Given the legal and financial constraints, the only way to pull off the project with the city would be some kind of public-private partnership, Ericks said, with the private partner footing the bill.

In an interview last week, Ericks said he believes the information was relayed to Stephanson’s office before November, but he couldn’t say exactly when.

It was during a Nov. 4 meeting that Stephanson said he realized the joint redevelopment option was gone. As he recalls it, Ericks surprised him by saying the County Council wouldn’t support teaming up with Everett on redevelopment.

“My response to Mark was, ‘Whoa, this is a real curveball,’” Stephanson said.

The mayor wasn’t the only one surprised — so were county decision-makers. Somers said he had no idea that Everett was under the impression that some sort of joint project involving parking was receiving close consideration. Moreover, the council never gave orders to reject any potential partnership.

“I don’t know where along the line somebody decided that the proposal on Hewitt wasn’t going to happen, because it was never brought back to the County Council,” he said. “Why was that decision never made? That decision got made somewhere and it never got communicated to the County Council or the city. If it was brought up six months ago, we could have dealt with it then if it was such a big issue.”

Stephanson decided last week that it was time to reveal the discussions between city and county leaders, and his take on why they failed.

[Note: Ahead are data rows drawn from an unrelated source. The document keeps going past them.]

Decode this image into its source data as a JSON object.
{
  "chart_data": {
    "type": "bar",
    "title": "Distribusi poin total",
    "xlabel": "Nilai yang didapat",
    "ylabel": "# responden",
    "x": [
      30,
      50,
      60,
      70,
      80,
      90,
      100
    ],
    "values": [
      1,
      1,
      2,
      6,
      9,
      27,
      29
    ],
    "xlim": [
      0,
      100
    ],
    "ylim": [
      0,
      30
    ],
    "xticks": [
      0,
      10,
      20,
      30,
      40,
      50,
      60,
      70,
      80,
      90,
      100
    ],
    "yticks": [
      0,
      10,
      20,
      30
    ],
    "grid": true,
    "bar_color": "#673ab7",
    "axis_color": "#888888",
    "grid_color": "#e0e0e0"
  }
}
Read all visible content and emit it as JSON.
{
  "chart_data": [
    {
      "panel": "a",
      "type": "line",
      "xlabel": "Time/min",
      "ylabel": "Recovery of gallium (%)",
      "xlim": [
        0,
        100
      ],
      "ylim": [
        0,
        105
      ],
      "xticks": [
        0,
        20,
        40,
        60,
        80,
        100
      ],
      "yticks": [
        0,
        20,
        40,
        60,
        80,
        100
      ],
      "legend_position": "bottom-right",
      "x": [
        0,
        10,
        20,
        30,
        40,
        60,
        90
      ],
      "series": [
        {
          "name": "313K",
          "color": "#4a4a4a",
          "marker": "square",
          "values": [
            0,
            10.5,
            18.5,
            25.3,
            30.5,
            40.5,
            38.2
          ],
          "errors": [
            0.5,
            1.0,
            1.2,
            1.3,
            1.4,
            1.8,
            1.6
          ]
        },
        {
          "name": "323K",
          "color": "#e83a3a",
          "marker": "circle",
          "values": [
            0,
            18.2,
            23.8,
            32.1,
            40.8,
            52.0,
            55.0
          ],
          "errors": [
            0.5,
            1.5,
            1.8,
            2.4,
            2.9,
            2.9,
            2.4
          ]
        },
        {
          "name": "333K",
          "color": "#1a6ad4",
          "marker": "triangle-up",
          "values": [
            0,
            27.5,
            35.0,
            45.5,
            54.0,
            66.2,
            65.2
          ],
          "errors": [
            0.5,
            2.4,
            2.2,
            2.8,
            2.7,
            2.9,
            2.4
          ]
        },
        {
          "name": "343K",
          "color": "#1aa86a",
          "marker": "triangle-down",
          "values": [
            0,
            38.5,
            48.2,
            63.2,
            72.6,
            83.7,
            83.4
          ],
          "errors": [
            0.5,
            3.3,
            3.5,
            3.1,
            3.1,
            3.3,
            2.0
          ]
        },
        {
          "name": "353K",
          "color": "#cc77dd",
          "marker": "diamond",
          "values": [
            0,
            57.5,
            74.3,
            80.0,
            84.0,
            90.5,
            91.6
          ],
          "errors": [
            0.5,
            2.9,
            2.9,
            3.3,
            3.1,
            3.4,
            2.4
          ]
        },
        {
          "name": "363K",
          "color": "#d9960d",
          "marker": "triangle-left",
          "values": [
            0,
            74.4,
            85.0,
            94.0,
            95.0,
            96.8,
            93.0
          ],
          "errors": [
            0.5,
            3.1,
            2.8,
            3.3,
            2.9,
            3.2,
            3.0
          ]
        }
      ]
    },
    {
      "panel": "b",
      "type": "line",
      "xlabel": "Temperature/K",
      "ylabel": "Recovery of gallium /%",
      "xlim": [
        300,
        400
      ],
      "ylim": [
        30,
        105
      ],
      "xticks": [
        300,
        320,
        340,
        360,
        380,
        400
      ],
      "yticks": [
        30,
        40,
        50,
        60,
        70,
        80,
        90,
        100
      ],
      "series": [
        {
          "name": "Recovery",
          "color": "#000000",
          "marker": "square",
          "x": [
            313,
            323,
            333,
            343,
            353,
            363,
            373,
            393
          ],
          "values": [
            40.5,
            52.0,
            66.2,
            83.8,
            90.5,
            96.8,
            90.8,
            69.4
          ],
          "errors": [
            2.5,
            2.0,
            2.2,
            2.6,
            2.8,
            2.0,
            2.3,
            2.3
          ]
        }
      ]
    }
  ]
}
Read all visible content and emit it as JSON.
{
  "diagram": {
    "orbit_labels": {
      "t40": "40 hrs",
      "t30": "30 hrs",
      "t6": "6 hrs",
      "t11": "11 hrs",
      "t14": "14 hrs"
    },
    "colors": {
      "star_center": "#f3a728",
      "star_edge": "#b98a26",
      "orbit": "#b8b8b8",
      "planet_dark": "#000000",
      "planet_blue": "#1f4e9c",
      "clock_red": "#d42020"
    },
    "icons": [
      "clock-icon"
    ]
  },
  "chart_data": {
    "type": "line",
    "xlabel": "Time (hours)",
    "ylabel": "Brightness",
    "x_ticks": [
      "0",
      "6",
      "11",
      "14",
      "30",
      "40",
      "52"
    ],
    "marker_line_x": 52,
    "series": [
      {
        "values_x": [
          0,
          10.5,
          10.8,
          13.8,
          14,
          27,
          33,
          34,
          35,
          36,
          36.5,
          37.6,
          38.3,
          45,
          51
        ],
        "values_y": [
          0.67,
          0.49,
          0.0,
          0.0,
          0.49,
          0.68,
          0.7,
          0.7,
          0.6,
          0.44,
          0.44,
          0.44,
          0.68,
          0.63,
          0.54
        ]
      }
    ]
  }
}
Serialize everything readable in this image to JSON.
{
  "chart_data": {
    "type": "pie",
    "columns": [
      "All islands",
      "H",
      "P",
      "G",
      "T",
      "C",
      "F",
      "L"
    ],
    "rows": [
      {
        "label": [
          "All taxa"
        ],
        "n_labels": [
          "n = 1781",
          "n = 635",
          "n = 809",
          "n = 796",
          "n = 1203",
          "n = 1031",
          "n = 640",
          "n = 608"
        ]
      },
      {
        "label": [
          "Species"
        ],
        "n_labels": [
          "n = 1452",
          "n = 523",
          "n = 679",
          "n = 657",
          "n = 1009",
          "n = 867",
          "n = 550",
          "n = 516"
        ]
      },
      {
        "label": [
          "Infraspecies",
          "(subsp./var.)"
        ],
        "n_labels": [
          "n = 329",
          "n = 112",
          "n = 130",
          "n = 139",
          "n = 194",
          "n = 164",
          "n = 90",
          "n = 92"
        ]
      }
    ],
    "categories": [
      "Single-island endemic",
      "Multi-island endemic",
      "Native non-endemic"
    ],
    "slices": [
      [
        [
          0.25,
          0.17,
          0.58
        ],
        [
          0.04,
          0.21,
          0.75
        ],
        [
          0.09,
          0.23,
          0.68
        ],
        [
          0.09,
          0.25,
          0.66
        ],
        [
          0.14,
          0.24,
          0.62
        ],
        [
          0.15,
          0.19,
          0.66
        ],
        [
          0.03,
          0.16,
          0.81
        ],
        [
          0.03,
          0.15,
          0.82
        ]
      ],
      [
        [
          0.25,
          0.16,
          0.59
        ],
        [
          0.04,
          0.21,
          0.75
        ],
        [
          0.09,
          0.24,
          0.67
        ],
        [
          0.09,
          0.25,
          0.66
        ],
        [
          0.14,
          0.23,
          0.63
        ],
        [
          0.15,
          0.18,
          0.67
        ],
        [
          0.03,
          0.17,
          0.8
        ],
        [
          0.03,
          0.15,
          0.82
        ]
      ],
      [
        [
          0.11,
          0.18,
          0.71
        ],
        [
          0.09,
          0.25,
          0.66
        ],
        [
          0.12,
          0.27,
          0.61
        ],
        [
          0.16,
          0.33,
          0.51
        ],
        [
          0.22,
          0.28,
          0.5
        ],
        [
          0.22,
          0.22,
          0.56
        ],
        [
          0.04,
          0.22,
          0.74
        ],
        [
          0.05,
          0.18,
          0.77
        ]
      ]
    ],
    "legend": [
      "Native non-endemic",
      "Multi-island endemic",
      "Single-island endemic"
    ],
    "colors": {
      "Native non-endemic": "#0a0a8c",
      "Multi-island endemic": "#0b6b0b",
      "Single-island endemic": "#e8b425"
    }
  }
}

His perspective explains why city leaders took emergency action on Christmas Eve to block courthouse construction. Until then, city zoning rules for the area included no specific parking requirement.

Under the emergency rules the council imposed, the city won’t let the county build the new courthouse unless it can provide more than 300 parking spaces. Current designs include only 30.

“We collectively have come to the conclusion that building government buildings should not have a negative impact on businesses in our downtown,” Stephanson said.

The mayor said it’s now up to the county — not city staff — to find a solution.

Downtown parking long has been a subject of give-and-take between the city and county. It was a major theme in a 2002 agreement that allowed the county to develop a new administration building and jail. The city required the county to provide 1,385 parking spaces — 1,200 of them in the underground garage the county was then preparing to build. The rest would be nearby, off the street.

At the time, Paul Roberts was serving as Everett’s planning director. He left that job in 2004 and is now a city councilman.

“This was part of a bigger discussion as well, with the city agreeing to expanding the jail, and also for maintaining the county seat and trying to address the growth,” he said. He said he hasn’t been party to the recent discussions between the city and county.

The city now says the county has fallen short of complying with the 2002 agreement by about 50 parking spaces. Losing the 130 spaces on the proposed courthouse site would put them further out of compliance, Stephanson said.

Ericks and some others in county government maintain the parking concern is misguided. The new courthouse, they contend, will merely replace the one they’re tearing down. No staff increases are expected.

“My personal opinion is that we should help in any way we can,” Ericks said. “But should we raise taxes on the entire county to pay for a parking structure that the county doesn’t need?”

Whether moved, downsized or delayed, nobody in government appears to be giving up the new courthouse — yet.

Even the project’s biggest critics concede something needs to be done, eventually. The existing courthouse has well-documented structural and safety flaws. Maintenance has become an increasing drain.

“We stand ready to work with them,” Stephanson said. “We want to see this project be successful, but not to the detriment of our business community.”

Herald writer Chris Winters contributed to this report.